Enoch Powell, el controvertido político británico del siglo XX, dijo alguna vez: "Todas las trayectorias políticas, a menos que interrumpan su devenir en algún punto afortunado, terminan en fracaso, porque ésa es la naturaleza de la política y de todos los asuntos humanos". Lo que los partidarios del presidente Barack Obama y, sin duda, el propio Obama (no sería humano, de otro modo) no esperaban, es que este fracaso llegaría tan pronto.
Obviamente, el fracaso del que hablamos no es un hecho consumado. Todavía faltan varios meses para las elecciones presidenciales en Estados Unidos, que se llevarán a cabo el 6 de noviembre de 2012. Y el opositor Partido Republicano aún podría nominar como candidato a alguno de los bufones populistas imposibles de elegir, como Herman Cain o Newt Gingrich, en lugar del ex gobernador de Massachusetts Mitt Romney quien, como van las cosas hasta ahora, tiene una buena posibilidad de impedir que Obama sea reelegido para un segundo periodo. Romney es en realidad una figura de centro, que se disfraza de fanático de la derecha para ganarse a los elementos más reaccionarios de su partido -sobre todo a los del Tea Party-, pues necesita su apoyo para obtener la nominación republicana. Como un amigo de Washington, republicano de cepa, me dijo hace poco, cuando le confesé que me ponía nervioso la inclinación extremista que ha mostrado Romney en tiempos recientes, "no te preocupes, ¡Mitt no cree ni una palabra de lo que ha declarado últimamente!".

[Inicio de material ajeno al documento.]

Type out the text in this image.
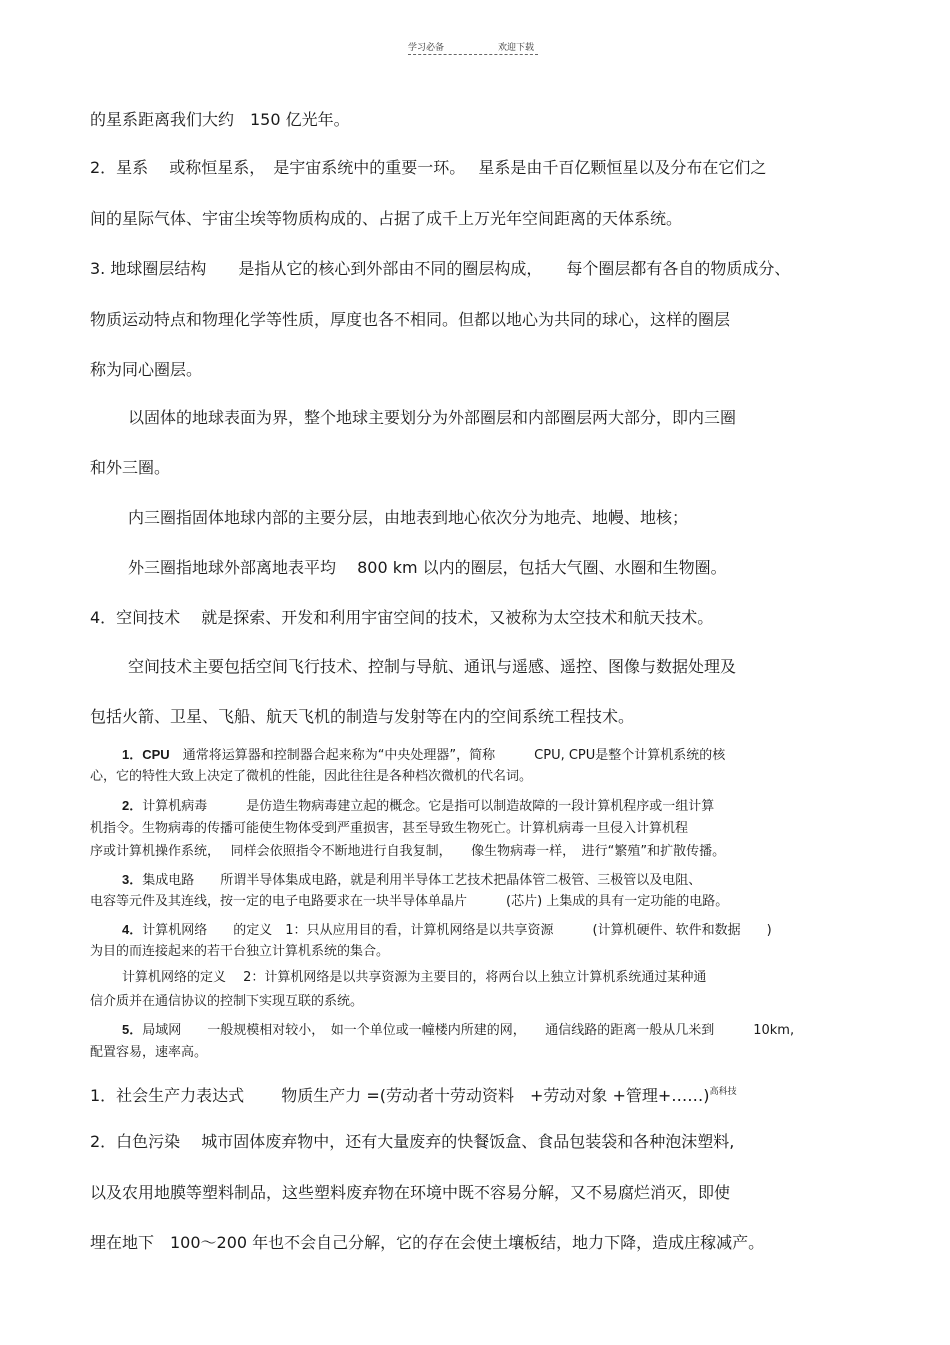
学习必备	欢迎下载
的星系距离我们大约　150 亿光年。
2．星系　 或称恒星系，　是宇宙系统中的重要一环。　 星系是由千百亿颗恒星以及分布在它们之
间的星际气体、宇宙尘埃等物质构成的、占据了成千上万光年空间距离的天体系统。
3. 地球圈层结构　　是指从它的核心到外部由不同的圈层构成，　　每个圈层都有各自的物质成分、
物质运动特点和物理化学等性质，厚度也各不相同。但都以地心为共同的球心，这样的圈层
称为同心圈层。
以固体的地球表面为界，整个地球主要划分为外部圈层和内部圈层两大部分，即内三圈
和外三圈。
内三圈指固体地球内部的主要分层，由地表到地心依次分为地壳、地幔、地核；
外三圈指地球外部离地表平均　 800 km 以内的圈层，包括大气圈、水圈和生物圈。
4．空间技术　 就是探索、开发和利用宇宙空间的技术，又被称为太空技术和航天技术。
空间技术主要包括空间飞行技术、控制与导航、通讯与遥感、遥控、图像与数据处理及
包括火箭、卫星、飞船、航天飞机的制造与发射等在内的空间系统工程技术。
1．CPU　通常将运算器和控制器合起来称为“中央处理器”，简称　　　CPU, CPU是整个计算机系统的核
心，它的特性大致上决定了微机的性能，因此往往是各种档次微机的代名词。
2．计算机病毒　　　是仿造生物病毒建立起的概念。它是指可以制造故障的一段计算机程序或一组计算
机指令。生物病毒的传播可能使生物体受到严重损害，甚至导致生物死亡。计算机病毒一旦侵入计算机程
序或计算机操作系统，　 同样会依照指令不断地进行自我复制，　　像生物病毒一样，　进行“繁殖”和扩散传播。
3．集成电路　　所谓半导体集成电路，就是利用半导体工艺技术把晶体管二极管、三极管以及电阻、
电容等元件及其连线，按一定的电子电路要求在一块半导体单晶片　　　(芯片) 上集成的具有一定功能的电路。
4．计算机网络　　的定义　1：只从应用目的看，计算机网络是以共享资源　　　(计算机硬件、软件和数据　　)
为目的而连接起来的若干台独立计算机系统的集合。
计算机网络的定义　 2：计算机网络是以共享资源为主要目的，将两台以上独立计算机系统通过某种通
信介质并在通信协议的控制下实现互联的系统。
5．局域网　　一般规模相对较小，　如一个单位或一幢楼内所建的网，　　通信线路的距离一般从几米到　　　10km,
配置容易，速率高。
1．社会生产力表达式　　 物质生产力 =(劳动者十劳动资料　+劳动对象 +管理+……)$^{高科技}$
2．白色污染　 城市固体废弃物中，还有大量废弃的快餐饭盒、食品包装袋和各种泡沫塑料,
以及农用地膜等塑料制品，这些塑料废弃物在环境中既不容易分解，又不易腐烂消灭，即使
埋在地下　100～200 年也不会自己分解，它的存在会使土壤板结，地力下降，造成庄稼减产。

Puede que tenga razón (eso espero) pero, en realidad, nadie lo sabe de cierto. En efecto, una de las convenciones de la política estadounidense es que los candidatos presidenciales republicanos viran hacia la derecha extrema, y los demócratas hacia la izquierda durante las primarias y que, una vez elegidos, se mueven de regreso hacia el centro. Pero vivimos una época en la que los extremos de cada partido ocupan cada vez más espacios por sobre quienes tienen posturas de centro, así que tampoco es cien por ciento seguro que las anteriores elecciones en Estados Unidos ayuden a esclarecer lo que sucederá en las que se avecinan.
Mientras tanto, los partidarios de Obama están desmoralizados y aprehensivos, preguntándose si acaso su suerte (y la del presidente) no da para más después de la sorprendente victoria en las elecciones de 2008. Al menos eso es lo que parecen estar pensando cierto número de profesionales de la política demócratas. Cuando le preguntaron a James Carville (director de la exitosa campaña presidencial de Bill Clinton en 1992) qué debe hacer en estos momentos la Casa Blanca de Obama, su respuesta fue: "¡Entrar en pánico!". Y todo parece indicar que así sucede ahora. El problema es que esa actitud sólo crea un círculo vicioso en el que, mientras más les gana el pánico a los demócratas, más se envalentonan sus adversarios y más republicanos vemos en el Congreso (ya son mayoría en la Cámara de Representantes, y una minoría con capacidad de bloqueo en el Senado) cada vez más decididos a obstaculizar cualquier propuesta de la administración Obama. Y con cada tropiezo legislativo, Obama luce más débil y parece confirmar el principal argumento de sus oponentes: que no funcionaría como presidente en una época de crisis económica mundial, con dos guerras inconclusas en el mundo islámico, una de las cuales, la de Afganistán, va cada vez peor, pese a la muerte de Osama bin Laden.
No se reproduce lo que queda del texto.